The appellant, Mikhil Deych, was convicted of trafficking in cocaine, for which he was sentenced to 30 years' imprisonment and a $500,000 fine. On appeal, he contends that the trial court erred (1) in denying his motion to suppress the evidence seized when Drug Enforcement Administration officers searched him and his luggage at the Atlanta Hartsfield International Airport, and (2) in charging the jury on constructive possession.
On July 17, 1986, DEA agent Paul Markonni approached Deych at the airport because Deych's situation matched various aspects of the "drug courier profile." At the suppression hearing, Markonni testified that Deych consented to the search of his person and a briefcase which they retrieved from the overhead compartment in the airplane.
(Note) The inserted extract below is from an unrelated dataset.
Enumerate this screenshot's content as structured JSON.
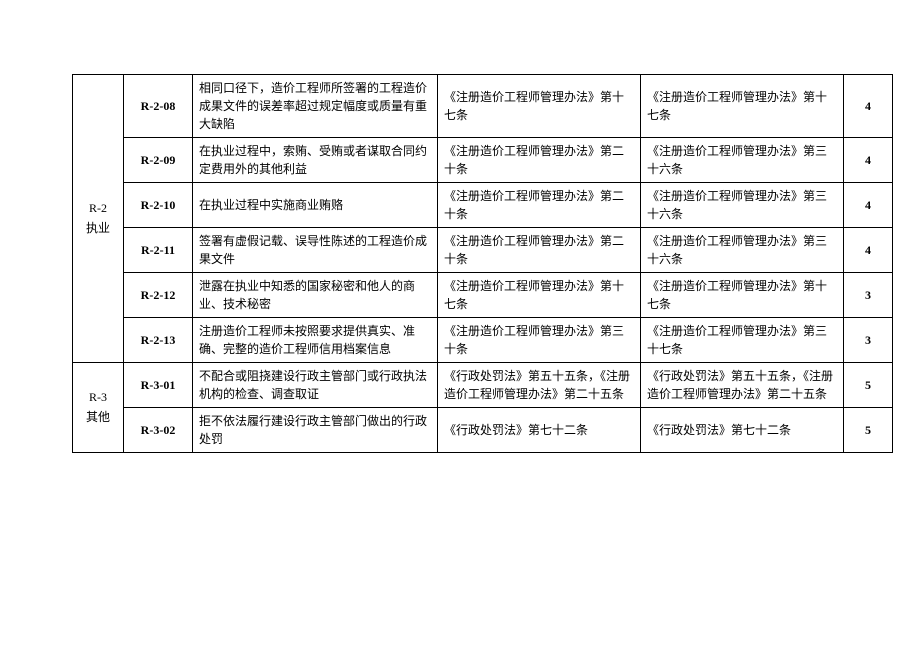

Markonni also observed a claim check in Deych's wallet, but Deych claimed that the luggage was not his and gave Markonni the claim check. The officers then searched Deych and found a small vial containing cocaine in his pocket, and arrested him.
Markonni obtained the luggage with the claim check and asked Deych if it belonged to him, to which Deych replied that he had better talk with a lawyer. Markonni acknowledged Deych's right, and Deych reiterated that the luggage was not his. Markonni inquired if Deych wanted to talk about it, and again Deych indicated that he thought that he should first talk with a lawyer. When Markonni then proceeded to make arrangements for the use of a narcotics-sniffing dog, Deych again disclaimed the luggage; he also indicated that he was merely delivering the bag to a person in Denver for someone he had met in Miami, and that he had no interest in the luggage except for some pants, cigarettes, and a pager he had placed in it. At that time, Deych told Markonni that he did not care if the bag were searched. The subsequent search of the bag uncovered approximately 500 grams of cocaine. Held:
1. Concerning the search of Deych's person, the only question presented by this appeal is the factual one of whether Deych consented to the search. This court must accept a trial court's rulings on disputed facts and credibility at a suppression hearing, unless those findings are clearly erroneous. Smith v. State, 184 Ga. App. 304 (1) (361 SE2d 215) (1987)
. In the instant case, the evidence authorized the trial court's finding that Deych had freely and voluntarily consented to the search of his person.
Concerning the search of the luggage, at all times, both before and after Deych was arrested, Deych denied any ownership interest in the bag. "[W]hen, as in the instant case, the accused disavows ownership of the item searched, he has no legitimate expectation of privacy in that item, and thus a search violates no right. [Cit.]" Wade v. State, 184 Ga. App. 97
, 97-98 (360 SE2d 647
) (1987). Accordingly, the trial court properly denied Deych's motion to suppress.
2. After defining actual and constructive possession, the trial court instructed the jury that "[y]ou would be authorized to convict only if you should find beyond a reasonable doubt that this defendant knowingly had actual or constructive possession of the cocaine described in the indictment or that he was knowingly bringing it into this state." Deych contends that under Lockwood v. State, 257 Ga. 796 (364 SE2d 574) (1988)
, this jury instruction constituted reversible error because it authorized a jury to convict him based on a finding that he was in constructive possession of the cocaine, whereas the offense of trafficking in cocaine (OCGA 16-13-31
(a)) requires actual possession. We are constrained to agree. Compare Raines v. State, 186 Ga. App. 239 (4) (366 SE2d 841) (1988)
. A new trial is required.
Robert E. Keller, District Attorney, Clifford A. Sticher, Assistant District Attorney, for appellee.